Banyak penonton yang sepakat kalau “Kim Ji-young, Born 1982” adalah film feminis yang tak menggembar-gemborkan slogan “feminisme”.

Film ini dikemas dengan begitu gamblang dan apa adanya tanpa perlu kerumitan semiotika, terutama tanpa perlu mencekoki penonton dengan ceramah feminisme.

Film ini juga mampu meninggalkan kesan yang mendalam dan personal bagi para penontonnya.

Menurut Kompasianer Rizka Khaerunnisa karakter Ji-young adalah perempuan dari generasi “perbatasan” di dalam keluarga.

Posisi yang mungkin kini juga tengah ditempati banyak perempuan.  

3. “Little Big Women”, tentang Keluarga dalam Selubung Patah Hati dan Rahasia

Film tentang keluarga di mana seorang ibu menjadi tokoh sentralnya.

Biasanya menghadirkan cerita yang begitu relevan, terasa personal, bahkan tak sedikit yang sentimental.

Kesan itu pula yang bisa ditangkap dalam film Taiwan garapan sutradara Joseph Tsu yang berjudul “Little Big Women”.

Adalah Lin Shoying, seorang wanita dan ibu yang jadi tokoh utama dalam “Little Big Women”.

Pada ulang tahunnya yang ke-70 dia justru mendapat kabar bahwa suaminya meninggal dunia setelah belasan tahun menghilang.

Kabar tersebut justru menjadi awal dari cerita baru di keluarga Lin Shoying dan seolah jadi pembuka pintu yang mengungkap segala rahasia yang selama ini terpendam.

Bagi Kompasianer Yonathan Christanto, film ini mengajak kita untuk menonton catatan harian seorang ibu, lengkap dengan pesan woman empowerement yang mampu disampaikan secara berimbang tanpa terasa mendiskreditkan kaum laki-laki.

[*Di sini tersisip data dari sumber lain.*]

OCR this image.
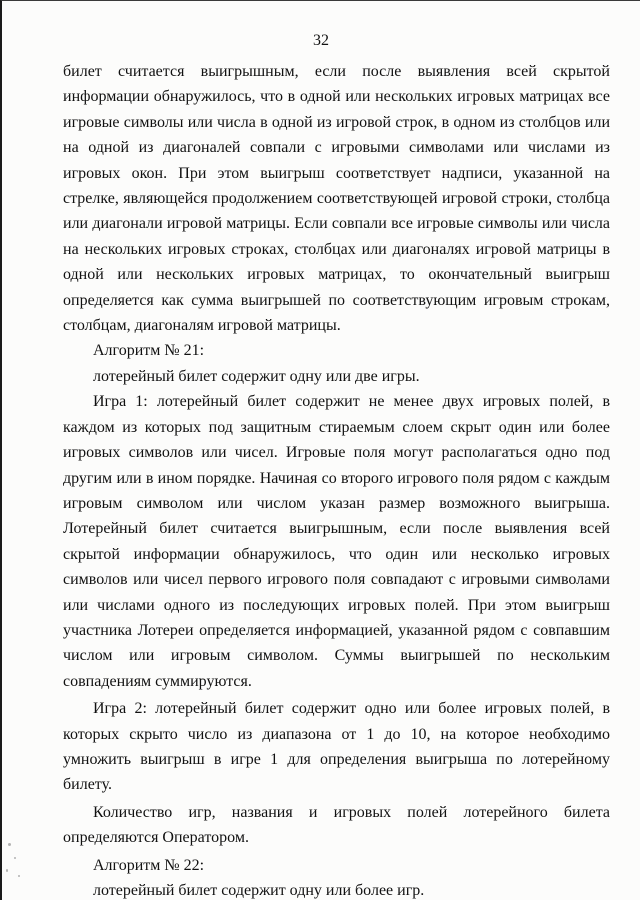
32

билет считается выигрышным, если после выявления всей скрытой информации обнаружилось, что в одной или нескольких игровых матрицах все игровые символы или числа в одной из игровой строк, в одном из столбцов или на одной из диагоналей совпали с игровыми символами или числами из игровых окон. При этом выигрыш соответствует надписи, указанной на стрелке, являющейся продолжением соответствующей игровой строки, столбца или диагонали игровой матрицы. Если совпали все игровые символы или числа на нескольких игровых строках, столбцах или диагоналях игровой матрицы в одной или нескольких игровых матрицах, то окончательный выигрыш определяется как сумма выигрышей по соответствующим игровым строкам, столбцам, диагоналям игровой матрицы.

Алгоритм № 21:

лотерейный билет содержит одну или две игры.

Игра 1: лотерейный билет содержит не менее двух игровых полей, в каждом из которых под защитным стираемым слоем скрыт один или более игровых символов или чисел. Игровые поля могут располагаться одно под другим или в ином порядке. Начиная со второго игрового поля рядом с каждым игровым символом или числом указан размер возможного выигрыша. Лотерейный билет считается выигрышным, если после выявления всей скрытой информации обнаружилось, что один или несколько игровых символов или чисел первого игрового поля совпадают с игровыми символами или числами одного из последующих игровых полей. При этом выигрыш участника Лотереи определяется информацией, указанной рядом с совпавшим числом или игровым символом. Суммы выигрышей по нескольким совпадениям суммируются.

Игра 2: лотерейный билет содержит одно или более игровых полей, в которых скрыто число из диапазона от 1 до 10, на которое необходимо умножить выигрыш в игре 1 для определения выигрыша по лотерейному билету.

Количество игр, названия и игровых полей лотерейного билета определяются Оператором.

Алгоритм № 22:

лотерейный билет содержит одну или более игр.
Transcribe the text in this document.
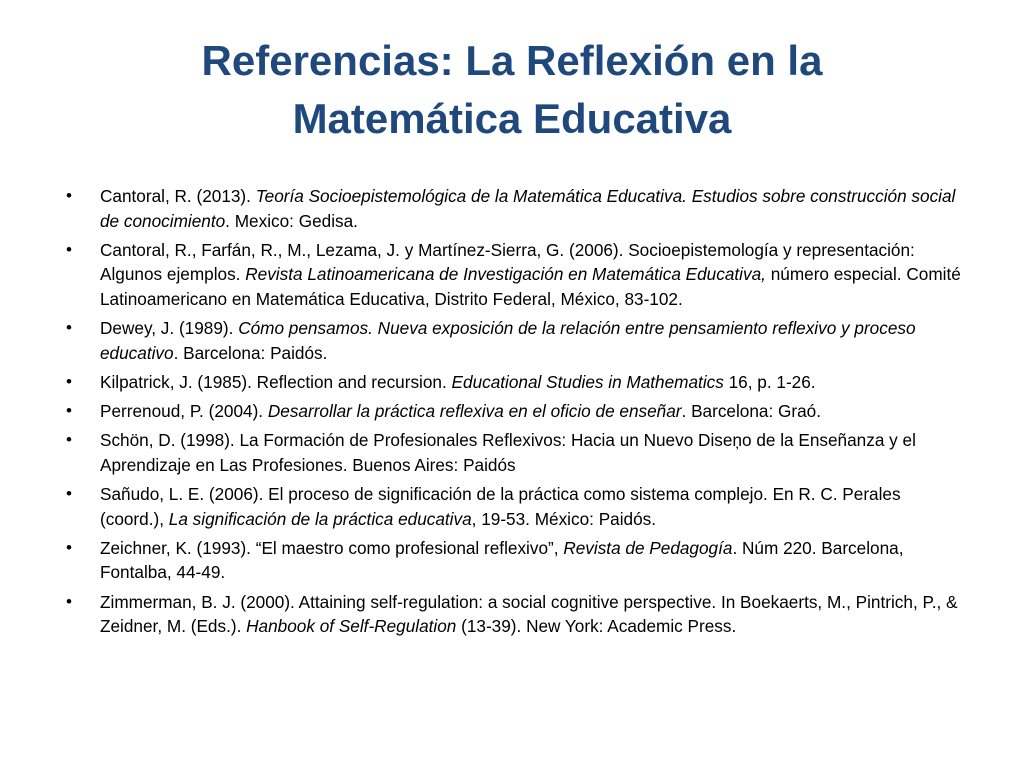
Referencias: La Reflexión en la
Matemática Educativa
• Cantoral, R. (2013). Teoría Socioepistemológica de la Matemática Educativa. Estudios sobre construcción social de conocimiento. Mexico: Gedisa.
• Cantoral, R., Farfán, R., M., Lezama, J. y Martínez-Sierra, G. (2006). Socioepistemología y representación: Algunos ejemplos. Revista Latinoamericana de Investigación en Matemática Educativa, número especial. Comité Latinoamericano en Matemática Educativa, Distrito Federal, México, 83-102.
• Dewey, J. (1989). Cómo pensamos. Nueva exposición de la relación entre pensamiento reflexivo y proceso educativo. Barcelona: Paidós.
• Kilpatrick, J. (1985). Reflection and recursion. Educational Studies in Mathematics 16, p. 1-26.
• Perrenoud, P. (2004). Desarrollar la práctica reflexiva en el oficio de enseñar. Barcelona: Graó.
• Schön, D. (1998). La Formación de Profesionales Reflexivos: Hacia un Nuevo Diseņo de la Enseñanza y el Aprendizaje en Las Profesiones. Buenos Aires: Paidós
• Sañudo, L. E. (2006). El proceso de significación de la práctica como sistema complejo. En R. C. Perales (coord.), La significación de la práctica educativa, 19-53. México: Paidós.
• Zeichner, K. (1993). “El maestro como profesional reflexivo”, Revista de Pedagogía. Núm 220. Barcelona, Fontalba, 44-49.
• Zimmerman, B. J. (2000). Attaining self-regulation: a social cognitive perspective. In Boekaerts, M., Pintrich, P., & Zeidner, M. (Eds.). Hanbook of Self-Regulation (13-39). New York: Academic Press.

4. Ketika Idealisme Terbentur Birokrasi dalam Film “Samjin Company English Class”

Film “Samjin Company English Class” yang mengambil latar pada tahun 1995 ini bercerita tentang tiga karyawan wanita, yakni Lee Jayoung (Go Ahsung), Jung Yoona (Esom), dan Shim Boram (Park Hyesoo) yang bekerja di Perusahaan Samjin.

Meski sudah mengabdi cukup lama dan diupah rendah.

Ketiga mampu memperlihatkan keterampilan yang tak kalah dengan pekerja lainnya yang diupah lebih tinggi.

Perjuangan mereka untuk bisa naik pangkat akhirnya mendapat jalan ketika perusahaan membuat semacam sayembara bahwa pegawai yang memiliki kemampuan TOEIC lebih dari 600 akan dinaikkan posisinya menjadi asisten manager. Film ini juga membawa pesan yang bisa jadi pelajaran terutama bagi perempuan yang sedang atau akan turun ke dunia kerja.